API3 Core Technical Team Report, June 2022
We have released Airnode v0.7, which was a big update that both reworked parts of Airnode and implemented new features that we’re using heavily in new integrations. We have started working on v0.8 and an important part of this release is that its development will be tracked publicly. This has two implications: (1) The users will know what to expect from v0.8 before it’s released, (2) External contributions will be more feasible, as one can pick up a task from the backlog and work on it.
Another important development is that the OIS (Oracle Integration Specifications) implementation in the Airnode monorepo is migrated to its own repo (and the package name is updated from @api3/airnode-ois to @api3/ois). We have separated the OIS docs from Airnode docs before and this sets OIS further apart from Airnode as an oracle integration standard, rather than the integration specification format of a specific oracle node implementation. The current version of OIS was specified almost 2 years ago and what is expected from an oracle has changed since then. Specifically, in addition to delivering API responses, oracles are required to read on-chain, archival and logs data from arbitrary chains, and combine the resulting data in arbitrary ways. By supporting this functionality in coming versions of OIS, we will enable first-party keepers and bridges, in addition to more novel services.
ChainAPI being launched this week is probably important news for people reading our reports. For people who have already used an Airnode following our docs, the most interesting feature that ChainAPI provides is being able to check the status of the Airnode you have deployed. It is generally recommended for the API providers to have redundant deployments. These should at least be on separate availability zones, but the gold standard is a multi-cloud deployment (for example Amberdata has an AWS and GCP deployment at the moment). Furthermore, we practice A/B updates, which means an old deployment isn’t taken down before the new one is confirmed. Therefore, to provide a very reliable service, an API provider will sometimes have four deployments at a time on multiple platforms, which is obviously difficult to juggle. Airnodes deployed using ChainAPI are configured to send heartbeats to ChainAPI (a fully-outbound, trustless process), which allows ChainAPI to display what deployments you have online at a time, on which cloud providers and regions, etc. This functionality and everything else that ChainAPI provides is completely trustless (so that it doesn’t degrade the security guarantees that first-partyness provides) and for free.

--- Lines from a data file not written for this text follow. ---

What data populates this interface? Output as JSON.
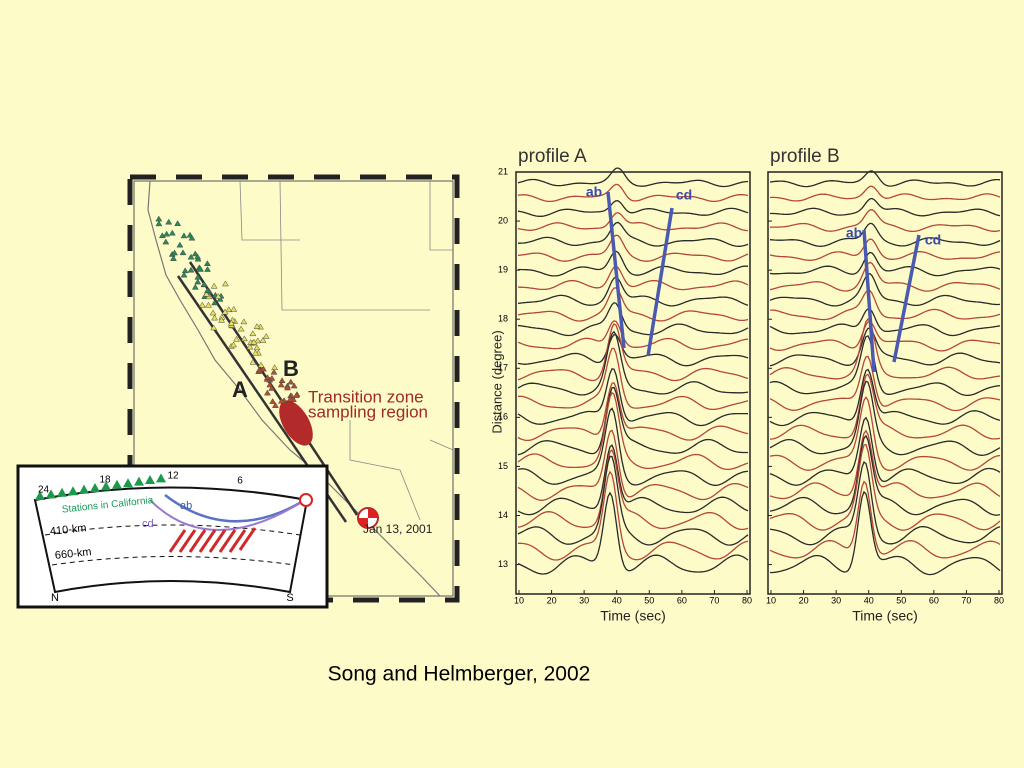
{
  "caption": "Song and Helmberger, 2002",
  "map": {
    "path_a": "A",
    "path_b": "B",
    "region_label": [
      "Transition zone",
      "sampling region"
    ],
    "event_date": "Jan 13, 2001"
  },
  "inset": {
    "stations_label": "Stations in California",
    "distance_labels": [
      24,
      18,
      12,
      6
    ],
    "ray_labels": [
      "ab",
      "cd"
    ],
    "depth_labels": [
      "410-km",
      "660-km"
    ],
    "north": "N",
    "south": "S"
  },
  "profiles": [
    {
      "title": "profile A",
      "phase_labels": [
        "ab",
        "cd"
      ]
    },
    {
      "title": "profile B",
      "phase_labels": [
        "ab",
        "cd"
      ]
    }
  ],
  "x_axis": {
    "label": "Time (sec)",
    "lim": [
      10,
      80
    ],
    "ticks": [
      10,
      20,
      30,
      40,
      50,
      60,
      70,
      80
    ]
  },
  "y_axis": {
    "label": "Distance (degree)",
    "lim": [
      12.4,
      21
    ],
    "ticks": [
      13,
      14,
      15,
      16,
      17,
      18,
      19,
      20,
      21
    ]
  }
}
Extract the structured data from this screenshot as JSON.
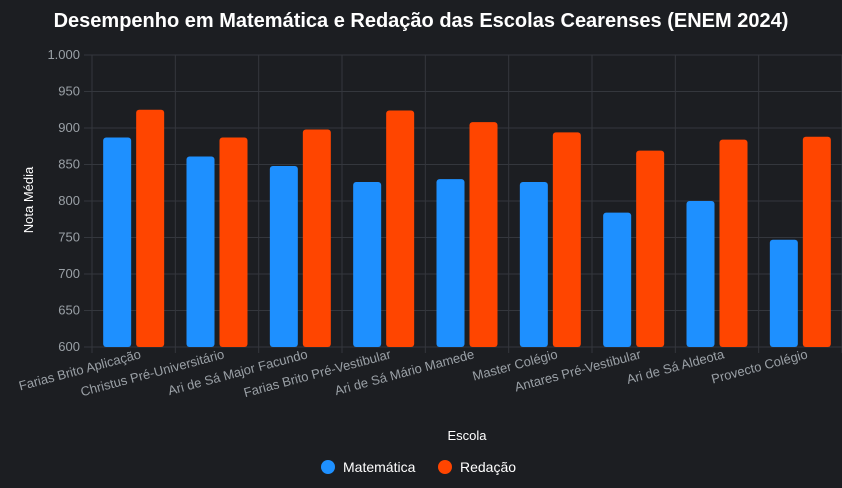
{
  "chart_data": {
    "type": "bar",
    "title": "Desempenho em Matemática e Redação das Escolas Cearenses (ENEM 2024)",
    "xlabel": "Escola",
    "ylabel": "Nota Média",
    "ylim": [
      600,
      1000
    ],
    "yticks": [
      "600",
      "650",
      "700",
      "750",
      "800",
      "850",
      "900",
      "950",
      "1.000"
    ],
    "grid": true,
    "legend_position": "bottom",
    "categories": [
      "Farias Brito Aplicação",
      "Christus Pré-Universitário",
      "Ari de Sá Major Facundo",
      "Farias Brito Pré-Vestibular",
      "Ari de Sá Mário Mamede",
      "Master Colégio",
      "Antares Pré-Vestibular",
      "Ari de Sá Aldeota",
      "Provecto Colégio"
    ],
    "series": [
      {
        "name": "Matemática",
        "color": "#1e90ff",
        "values": [
          887,
          861,
          848,
          826,
          830,
          826,
          784,
          800,
          747
        ]
      },
      {
        "name": "Redação",
        "color": "#ff4500",
        "values": [
          925,
          887,
          898,
          924,
          908,
          894,
          869,
          884,
          888
        ]
      }
    ]
  }
}
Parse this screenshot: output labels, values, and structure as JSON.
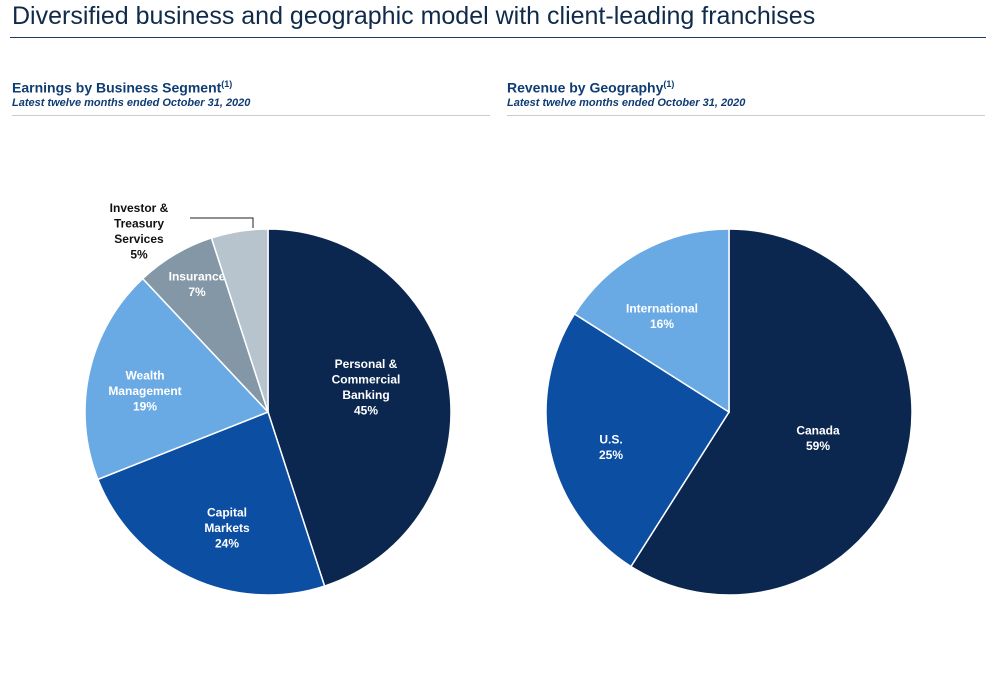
{
  "header": {
    "title": "Diversified business and geographic model with client-leading franchises"
  },
  "chart_data": [
    {
      "type": "pie",
      "title": "Earnings by Business Segment",
      "title_sup": "(1)",
      "subtitle": "Latest twelve months ended October 31, 2020",
      "slices": [
        {
          "label": [
            "Personal &",
            "Commercial",
            "Banking"
          ],
          "value": 45,
          "value_label": "45%",
          "color": "#0b2750",
          "text_color": "#ffffff"
        },
        {
          "label": [
            "Capital",
            "Markets"
          ],
          "value": 24,
          "value_label": "24%",
          "color": "#0b4ea2",
          "text_color": "#ffffff"
        },
        {
          "label": [
            "Wealth",
            "Management"
          ],
          "value": 19,
          "value_label": "19%",
          "color": "#6aaae4",
          "text_color": "#ffffff"
        },
        {
          "label": [
            "Insurance"
          ],
          "value": 7,
          "value_label": "7%",
          "color": "#8497a6",
          "text_color": "#ffffff"
        },
        {
          "label": [
            "Investor &",
            "Treasury",
            "Services"
          ],
          "value": 5,
          "value_label": "5%",
          "color": "#b7c4ce",
          "text_color": "#111111",
          "outside": true
        }
      ]
    },
    {
      "type": "pie",
      "title": "Revenue by Geography",
      "title_sup": "(1)",
      "subtitle": "Latest twelve months ended October 31, 2020",
      "slices": [
        {
          "label": [
            "Canada"
          ],
          "value": 59,
          "value_label": "59%",
          "color": "#0b2750",
          "text_color": "#ffffff"
        },
        {
          "label": [
            "U.S."
          ],
          "value": 25,
          "value_label": "25%",
          "color": "#0b4ea2",
          "text_color": "#ffffff"
        },
        {
          "label": [
            "International"
          ],
          "value": 16,
          "value_label": "16%",
          "color": "#6aaae4",
          "text_color": "#ffffff"
        }
      ]
    }
  ]
}
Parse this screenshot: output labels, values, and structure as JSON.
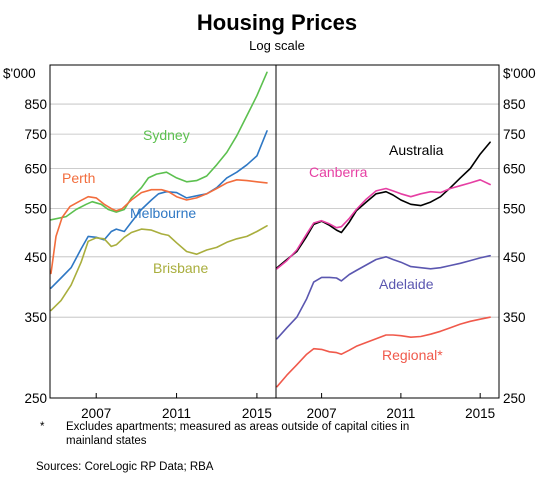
{
  "chart_data": {
    "type": "line",
    "title": "Housing Prices",
    "subtitle": "Log scale",
    "unit_label": "$'000",
    "y_scale": "log",
    "ylim": [
      250,
      1000
    ],
    "yticks": [
      250,
      350,
      450,
      550,
      650,
      750,
      850
    ],
    "xlim": [
      2004.7,
      2015.95
    ],
    "xticks": [
      2007,
      2011,
      2015
    ],
    "grid": true,
    "panels": [
      {
        "series": [
          {
            "name": "Sydney",
            "color": "#5cc04f",
            "points": [
              [
                2004.75,
                525
              ],
              [
                2005.5,
                532
              ],
              [
                2006,
                548
              ],
              [
                2006.5,
                560
              ],
              [
                2006.8,
                566
              ],
              [
                2007.25,
                560
              ],
              [
                2007.6,
                548
              ],
              [
                2008.0,
                542
              ],
              [
                2008.4,
                548
              ],
              [
                2008.75,
                575
              ],
              [
                2009.25,
                600
              ],
              [
                2009.6,
                625
              ],
              [
                2010.0,
                635
              ],
              [
                2010.5,
                640
              ],
              [
                2011.0,
                625
              ],
              [
                2011.5,
                615
              ],
              [
                2012.0,
                618
              ],
              [
                2012.5,
                630
              ],
              [
                2013.0,
                660
              ],
              [
                2013.5,
                695
              ],
              [
                2014.0,
                745
              ],
              [
                2014.5,
                810
              ],
              [
                2015.0,
                880
              ],
              [
                2015.5,
                970
              ]
            ]
          },
          {
            "name": "Melbourne",
            "color": "#2f78c4",
            "points": [
              [
                2004.75,
                395
              ],
              [
                2005.25,
                412
              ],
              [
                2005.75,
                430
              ],
              [
                2006.25,
                465
              ],
              [
                2006.6,
                490
              ],
              [
                2007.0,
                488
              ],
              [
                2007.4,
                483
              ],
              [
                2007.75,
                500
              ],
              [
                2008.0,
                505
              ],
              [
                2008.4,
                500
              ],
              [
                2008.75,
                520
              ],
              [
                2009.25,
                548
              ],
              [
                2009.75,
                570
              ],
              [
                2010.1,
                585
              ],
              [
                2010.5,
                590
              ],
              [
                2011.0,
                588
              ],
              [
                2011.5,
                575
              ],
              [
                2012.0,
                580
              ],
              [
                2012.5,
                585
              ],
              [
                2013.0,
                600
              ],
              [
                2013.5,
                625
              ],
              [
                2014.0,
                640
              ],
              [
                2014.5,
                660
              ],
              [
                2015.0,
                685
              ],
              [
                2015.5,
                760
              ]
            ]
          },
          {
            "name": "Perth",
            "color": "#f26d3d",
            "points": [
              [
                2004.75,
                420
              ],
              [
                2005.0,
                490
              ],
              [
                2005.3,
                530
              ],
              [
                2005.7,
                555
              ],
              [
                2006.2,
                568
              ],
              [
                2006.6,
                578
              ],
              [
                2007.0,
                575
              ],
              [
                2007.4,
                560
              ],
              [
                2007.75,
                550
              ],
              [
                2008.0,
                545
              ],
              [
                2008.3,
                550
              ],
              [
                2008.75,
                570
              ],
              [
                2009.25,
                588
              ],
              [
                2009.75,
                595
              ],
              [
                2010.25,
                595
              ],
              [
                2010.6,
                590
              ],
              [
                2011.0,
                578
              ],
              [
                2011.5,
                570
              ],
              [
                2012.0,
                575
              ],
              [
                2012.5,
                585
              ],
              [
                2013.0,
                598
              ],
              [
                2013.5,
                612
              ],
              [
                2014.0,
                620
              ],
              [
                2014.5,
                618
              ],
              [
                2015.0,
                615
              ],
              [
                2015.5,
                612
              ]
            ]
          },
          {
            "name": "Brisbane",
            "color": "#a9ae3d",
            "points": [
              [
                2004.75,
                360
              ],
              [
                2005.25,
                375
              ],
              [
                2005.75,
                400
              ],
              [
                2006.25,
                440
              ],
              [
                2006.6,
                480
              ],
              [
                2007.0,
                487
              ],
              [
                2007.4,
                485
              ],
              [
                2007.75,
                470
              ],
              [
                2008.0,
                473
              ],
              [
                2008.4,
                488
              ],
              [
                2008.75,
                498
              ],
              [
                2009.25,
                505
              ],
              [
                2009.75,
                503
              ],
              [
                2010.25,
                495
              ],
              [
                2010.6,
                492
              ],
              [
                2011.0,
                477
              ],
              [
                2011.5,
                460
              ],
              [
                2012.0,
                455
              ],
              [
                2012.5,
                463
              ],
              [
                2013.0,
                468
              ],
              [
                2013.5,
                478
              ],
              [
                2014.0,
                485
              ],
              [
                2014.5,
                490
              ],
              [
                2015.0,
                500
              ],
              [
                2015.5,
                512
              ]
            ]
          }
        ]
      },
      {
        "series": [
          {
            "name": "Australia",
            "color": "#000000",
            "points": [
              [
                2004.75,
                430
              ],
              [
                2005.25,
                445
              ],
              [
                2005.75,
                460
              ],
              [
                2006.25,
                490
              ],
              [
                2006.6,
                515
              ],
              [
                2007.0,
                522
              ],
              [
                2007.4,
                513
              ],
              [
                2007.75,
                503
              ],
              [
                2008.0,
                498
              ],
              [
                2008.4,
                520
              ],
              [
                2008.75,
                545
              ],
              [
                2009.25,
                565
              ],
              [
                2009.75,
                585
              ],
              [
                2010.25,
                590
              ],
              [
                2010.6,
                582
              ],
              [
                2011.0,
                570
              ],
              [
                2011.5,
                560
              ],
              [
                2012.0,
                557
              ],
              [
                2012.5,
                565
              ],
              [
                2013.0,
                578
              ],
              [
                2013.5,
                600
              ],
              [
                2014.0,
                625
              ],
              [
                2014.5,
                650
              ],
              [
                2015.0,
                690
              ],
              [
                2015.5,
                725
              ]
            ]
          },
          {
            "name": "Canberra",
            "color": "#e63fa3",
            "points": [
              [
                2004.75,
                428
              ],
              [
                2005.25,
                443
              ],
              [
                2005.75,
                463
              ],
              [
                2006.25,
                495
              ],
              [
                2006.6,
                518
              ],
              [
                2007.0,
                523
              ],
              [
                2007.4,
                516
              ],
              [
                2007.75,
                508
              ],
              [
                2008.0,
                510
              ],
              [
                2008.4,
                528
              ],
              [
                2008.75,
                548
              ],
              [
                2009.25,
                572
              ],
              [
                2009.75,
                592
              ],
              [
                2010.25,
                598
              ],
              [
                2010.6,
                592
              ],
              [
                2011.0,
                585
              ],
              [
                2011.5,
                578
              ],
              [
                2012.0,
                585
              ],
              [
                2012.5,
                590
              ],
              [
                2013.0,
                588
              ],
              [
                2013.5,
                598
              ],
              [
                2014.0,
                605
              ],
              [
                2014.5,
                612
              ],
              [
                2015.0,
                620
              ],
              [
                2015.5,
                608
              ]
            ]
          },
          {
            "name": "Adelaide",
            "color": "#5b57b0",
            "points": [
              [
                2004.75,
                320
              ],
              [
                2005.25,
                335
              ],
              [
                2005.75,
                350
              ],
              [
                2006.25,
                378
              ],
              [
                2006.6,
                405
              ],
              [
                2007.0,
                413
              ],
              [
                2007.4,
                413
              ],
              [
                2007.75,
                412
              ],
              [
                2008.0,
                407
              ],
              [
                2008.4,
                418
              ],
              [
                2008.75,
                425
              ],
              [
                2009.25,
                435
              ],
              [
                2009.75,
                445
              ],
              [
                2010.25,
                450
              ],
              [
                2010.6,
                445
              ],
              [
                2011.0,
                440
              ],
              [
                2011.5,
                432
              ],
              [
                2012.0,
                430
              ],
              [
                2012.5,
                428
              ],
              [
                2013.0,
                430
              ],
              [
                2013.5,
                434
              ],
              [
                2014.0,
                438
              ],
              [
                2014.5,
                443
              ],
              [
                2015.0,
                448
              ],
              [
                2015.5,
                452
              ]
            ]
          },
          {
            "name": "Regional*",
            "color": "#f0594b",
            "points": [
              [
                2004.75,
                262
              ],
              [
                2005.25,
                275
              ],
              [
                2005.75,
                287
              ],
              [
                2006.25,
                300
              ],
              [
                2006.6,
                307
              ],
              [
                2007.0,
                306
              ],
              [
                2007.4,
                303
              ],
              [
                2007.75,
                302
              ],
              [
                2008.0,
                300
              ],
              [
                2008.4,
                305
              ],
              [
                2008.75,
                310
              ],
              [
                2009.25,
                315
              ],
              [
                2009.75,
                320
              ],
              [
                2010.25,
                325
              ],
              [
                2010.6,
                325
              ],
              [
                2011.0,
                324
              ],
              [
                2011.5,
                322
              ],
              [
                2012.0,
                323
              ],
              [
                2012.5,
                326
              ],
              [
                2013.0,
                330
              ],
              [
                2013.5,
                335
              ],
              [
                2014.0,
                340
              ],
              [
                2014.5,
                344
              ],
              [
                2015.0,
                347
              ],
              [
                2015.5,
                350
              ]
            ]
          }
        ]
      }
    ],
    "footnote_marker": "*",
    "footnote": "Excludes apartments; measured as areas outside of capital cities in mainland states",
    "sources": "Sources:   CoreLogic RP Data; RBA"
  }
}
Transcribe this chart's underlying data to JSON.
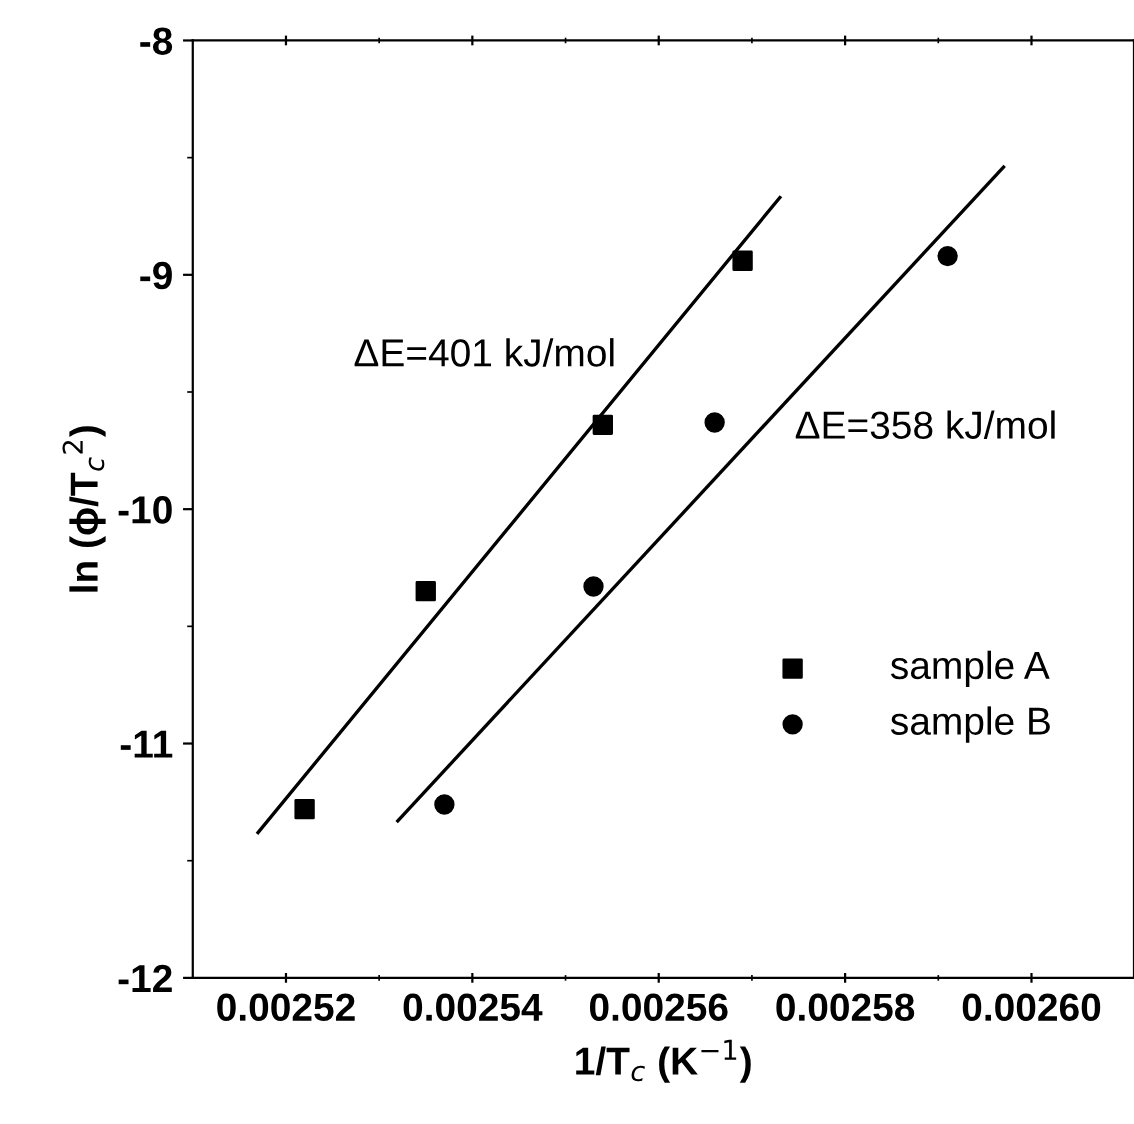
{
  "chart_data": {
    "type": "scatter",
    "xlabel": "1/T$_{c}$ (K$^{−1}$)",
    "ylabel": "ln (ϕ/T$_{c}$$^{2}$)",
    "series": [
      {
        "name": "sample A",
        "color": "#000000",
        "marker": "square",
        "x": [
          0.002522,
          0.002535,
          0.002554,
          0.002569
        ],
        "values": [
          -11.28,
          -10.35,
          -9.64,
          -8.94
        ]
      },
      {
        "name": "sample B",
        "color": "#000000",
        "marker": "circle",
        "x": [
          0.002537,
          0.002553,
          0.002566,
          0.002591
        ],
        "values": [
          -11.26,
          -10.33,
          -9.63,
          -8.92
        ]
      },
      {
        "type": "line",
        "color": "#000000",
        "x": [
          0.002517,
          0.002573
        ],
        "values": [
          -11.38,
          -8.67
        ]
      },
      {
        "type": "line",
        "color": "#000000",
        "x": [
          0.002532,
          0.002597
        ],
        "values": [
          -11.33,
          -8.54
        ]
      }
    ],
    "annotations": [
      "ΔE=401 kJ/mol",
      "ΔE=358 kJ/mol"
    ],
    "xlim": [
      0.00251,
      0.002611
    ],
    "ylim": [
      -12,
      -8
    ],
    "xticks": [
      {
        "value": 0.00252,
        "label": "0.00252"
      },
      {
        "value": 0.00254,
        "label": "0.00254"
      },
      {
        "value": 0.00256,
        "label": "0.00256"
      },
      {
        "value": 0.00258,
        "label": "0.00258"
      },
      {
        "value": 0.0026,
        "label": "0.00260"
      }
    ],
    "yticks": [
      -12,
      -11,
      -10,
      -9,
      -8
    ],
    "grid": false,
    "legend": "right"
  }
}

As a final note, we’re finally there with our dAPIs. We have been running them on various mainnets for a long time now with great success. We have revamped our data feed docs to be more dAPI-focused, including the dAPI Browser embedded in our docs that displays on-chain data in real-time. While continuing the development of Beacon set-based dAPIs and the coverage product (and by the way, we released a whitepaper patch related to that), our next step is to start getting our first dAPIs in use.